Les voyages spatiaux risquent d’altérer le cerveau des spationautes

Rester longtemps dans l’espace entraîne une atrophie musculaire et une réduction de la densité osseuse, mais ce n’est pas tout.

Les scientifiques ont découvert également que le voyage dans l’espace avait un impact sur le cerveau. Mais on ne savait pas encore comment les tissus du cerveau étaient affectés par la microgravité, et jusqu’à quel point les modifications neuroanatomiques observées jusqu’à présent persistaient après le retour à la gravité normale.

Mars

Des questions auxquelles une nouvelle étude vient d’apporter des réponses.

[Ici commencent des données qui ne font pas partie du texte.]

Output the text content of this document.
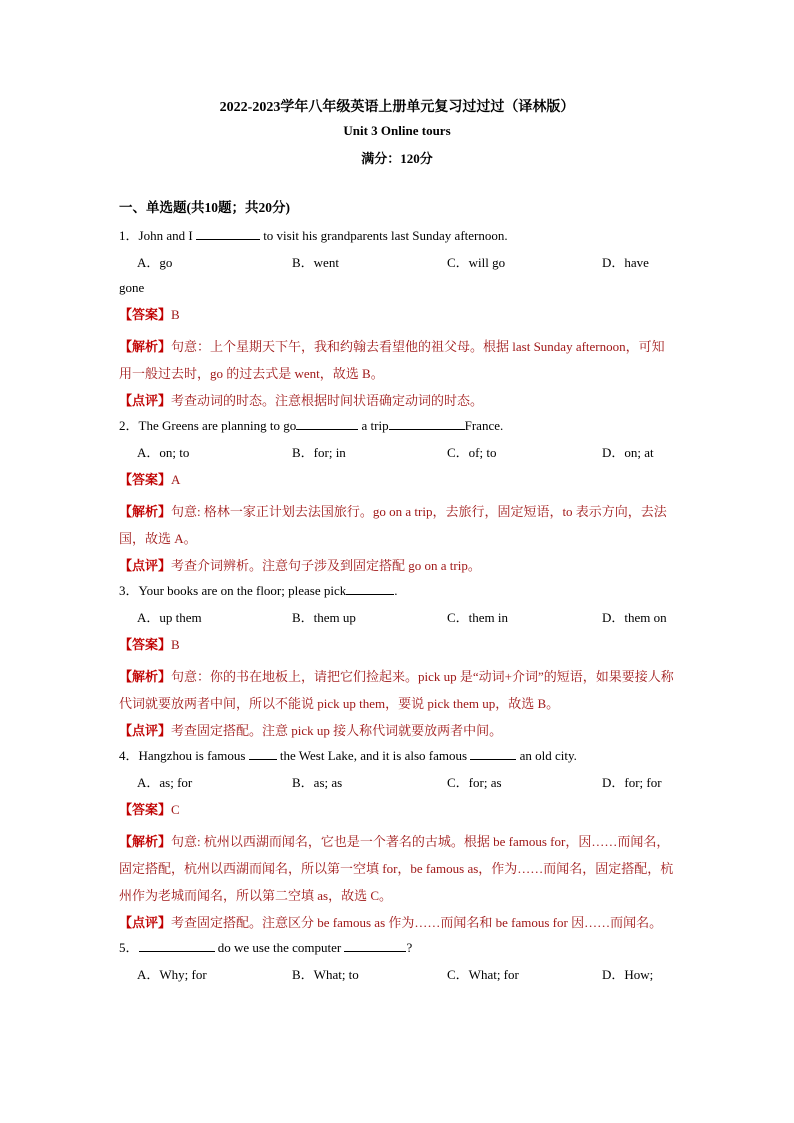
2022-2023学年八年级英语上册单元复习过过过（译林版）
Unit 3 Online tours
满分：120分
一、单选题(共10题；共20分)
1．John and I	to visit his grandparents last Sunday afternoon.
A．go	B．went	C．will go	D．have
gone
【答案】B
【解析】句意：上个星期天下午，我和约翰去看望他的祖父母。根据 last Sunday afternoon，可知用一般过去时，go 的过去式是 went，故选 B。
【点评】考查动词的时态。注意根据时间状语确定动词的时态。
2．The Greens are planning to go	a trip	France.
A．on; to	B．for; in	C．of; to	D．on; at
【答案】A
【解析】句意: 格林一家正计划去法国旅行。go on a trip，去旅行，固定短语，to 表示方向，去法国，故选 A。
【点评】考查介词辨析。注意句子涉及到固定搭配 go on a trip。
3．Your books are on the floor; please pick	.
A．up them	B．them up	C．them in	D．them on
【答案】B
【解析】句意：你的书在地板上，请把它们捡起来。pick up 是“动词+介词”的短语，如果要接人称代词就要放两者中间，所以不能说 pick up them，要说 pick them up，故选 B。
【点评】考查固定搭配。注意 pick up 接人称代词就要放两者中间。
4．Hangzhou is famous	the West Lake, and it is also famous	an old city.
A．as; for	B．as; as	C．for; as	D．for; for
【答案】C
【解析】句意: 杭州以西湖而闻名，它也是一个著名的古城。根据 be famous for，因……而闻名，固定搭配，杭州以西湖而闻名，所以第一空填 for，be famous as，作为……而闻名，固定搭配，杭州作为老城而闻名，所以第二空填 as，故选 C。
【点评】考查固定搭配。注意区分 be famous as 作为……而闻名和 be famous for 因……而闻名。
5．	do we use the computer	?
A．Why; for	B．What; to	C．What; for	D．How;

Une étude complexe sur le cerveau des cosmonautes

L’étude a été menée sur des cosmonautes russes par le professeur Peter zu Eulenburg, neurologue à l’Hôpital universitaire, LMU Munich. Elle a nécessité la collaboration de ses collègues russes, ainsi que d’un groupe de neuroscientifiques basé à l’Université d’Anvers, dirigés par Floris L. Wuyts. Cette étude a permis de découvrir que les changements dans les trois principaux volumes de tissu du cerveau restent détectables pendant au moins 6 mois après la fin de la dernière mission des cosmonautes.

Les résultats de l’étude ont été publiés dans le New England Journal of Medicine.

L’étude a été menée sur 10 cosmonautes qui ont passé en moyenne chacun 189 jours à bord de la Station spatiale internationale (ISS). Les chercheurs ont utilisé la tomographie par résonance magnétique (TRM) pour pouvoir regarder dans le cerveau des sujets avant et peu après la fin de leurs missions. Sept d’entre eux ont également été réexaminés 7 mois après leur retour de l’espace.

Les résultats de l’étude

Les analyses TRM effectuées quelques jours après le retour sur Terre des cosmonautes ont montré que le volume de matière grise (c’est-à-dire la partie du cortex cérébral composé essentiellement des corps cellulaires des neurones) était réduit par rapport à la mesure de base enregistrée avant leur départ dans l’espace.

Pour les 7 cosmonautes réexaminés sept mois plus tard, l’effet était en partie inversé, mais toujours détectable. En revanche, les chercheurs ont constaté que le volume de liquide céphalo-rachidien (qui remplit les cavités internes et externes du cerveau) augmentait dans le cortex après une longue exposition à la microgravité.

Le processus a également pu être observé dans les espaces extérieurs qui recouvrent le cerveau après le retour de l’espace, tandis que les espaces de liquide céphalo-rachidien à l’intérieur avaient retrouvé une taille presque normale.

Le volume de tissus de la substance blanche (c’est-à-dire les parties du cerveau principalement constituées de fibres nerveuses) semblait quant à lui n’avoir pas changé lors des examens effectués immédiatement après le retour sur Terre. Toutefois, les chercheurs ont constaté que son volume avait diminué lors des examens réalisés 6 mois plus tard.

Au vu de ce dernier constat, les scientifiques pensent que le volume de substance blanche peut être lentement remplacé par un afflux de liquide céphalo-rachidien au cours d’un séjour prolongé dans l’espace. Puis lorsque les cosmonautes reviennent sur Terre, ce processus s’inverse progressivement entraînant  une réduction relative du volume de matière blanche dans le cerveau.

Le professeur Peter zu Eulenburg, et les autres scientifiques qui ont mené l’étude, pensent que des recherches supplémentaires sont nécessaires pour mieux comprendre les risques associés aux missions de longue durée dans l’espace, et minimiser leur impact sur les cosmonautes.